When we drove into the conference at midday, we were refreshed and ready for a couple of days of learning and inspiration. Wednesday was the day of my workshop about the merging of art and activism and how this combination can yield great things like hope, sustainability, belief, change, awareness… etc. I have done this workshop many times and it’s always a learning experience for me, too. I am just a facilitator in a workshop that really runs itself. I always find that there’s not enough time to really talk about all the things one can talk about when it comes to the notion of combining creativity with a desire to make the world a better place. It’s happening everywhere and it’s a building movement.

The room we were in looked like a classroom and so I arranged the chairs in a semi-circle before people arrived. Anything to make it a bit more relaxed in vibe. Then, the place filled up and we had a fantastic discussion that was over far too quickly. An hour and a half and we had just started to feel its significance when the session ended. Still, it served as a solid launching pad for several ongoing discussions that took place over the next two days with the participants in more casual settings, like over meals and in the hallways of the Shaw Centre where the event took place.

Speaking of locations, the view from the Shaw Centre of Edmonton’s North Saskatchewan River valley is just stunning. Behind the main room, there is a balcony that overlooks this lush valley, which is also the site of the Edmonton Folk Festival. (psst: we would love to play that event one day, but they have never booked us. Fingers crossed for next year! if you ever want to request us: you can always send a friendly email here:

After shooting these pics, I went to the hotel to do another search for our luggage. After several hours on and off the telephone to the 1-800 number and finally a trip back to the airport, they were officially located and scheduled for delivery that evening, exactly twenty-four hours later. Funny how talking to someone on the phone gets you nowhere and as soon as we could look someone in the eye about it, they were found! Thankfully, we had an extra day to wait for our instruments. Not having our guitars for one day is usually not an option, but I’m happy they arrived in the end and everything worked itself out.

The next day, I took in several speakers and my highlight was definitely Sol Guy, producer and co-host of a new television series coming out this fall called “4Real.” His bio described him as a guy who sets out to use the entertainment business as a vehicle for social change.” I get that. I thought I’d get him and I was right.

Sol Guy’s delivery was simply cool, in the truest sense of the word. He’s articulate, relaxed, and he communicates so succinctly without being the least bit dry or rehearsed-sounding. I was taken in by his talk (that was also aided by photography and some clips from his upcoming series) and moved to move. In the spirit of hip hop, activism means acting or moving your body within this movement. Dancing takes place in a lot of places – not just the dance floor. It was the perfect pre-show push.
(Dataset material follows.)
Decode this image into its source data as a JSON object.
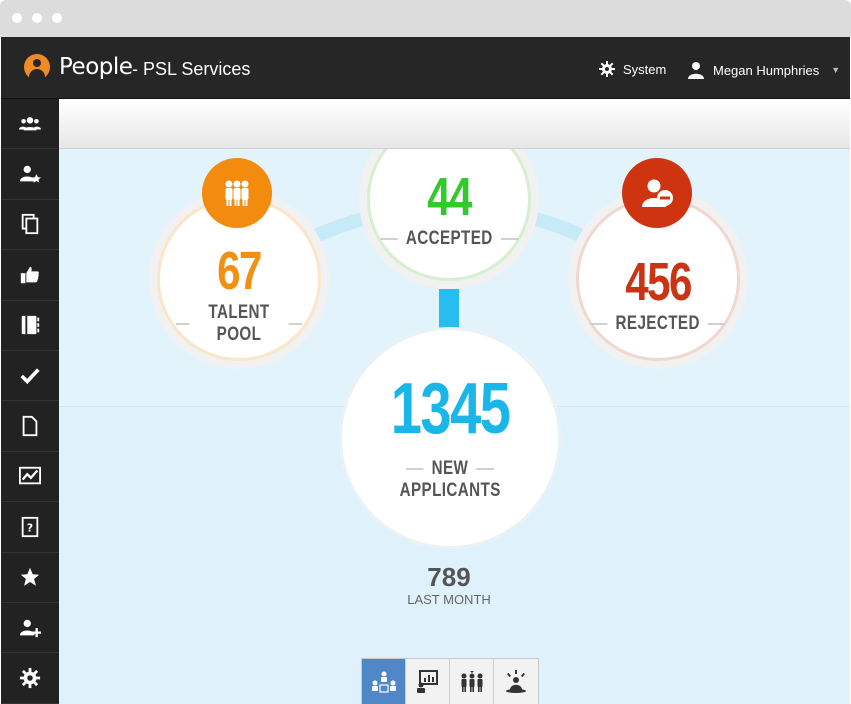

When Lyndell and I got up there for our set, we were both relaxed and felt alive. It was great to play together again and an honour to be among these delegates and speakers and performers. Sometimes it’s reassuring to gather with those who are doing similar work if for no other reason than to be reminded that we are not alone in these pursuits and that we’re all interconnected and making strides.

“Ignite Change Now!” may sound like an order to some, but to me it’s an obvious exclamation. Sort of like saying: “eat or die of hunger!” or “breathe or suffocate!”

The cold, hard truth.

Lighting a fire under our asses in August.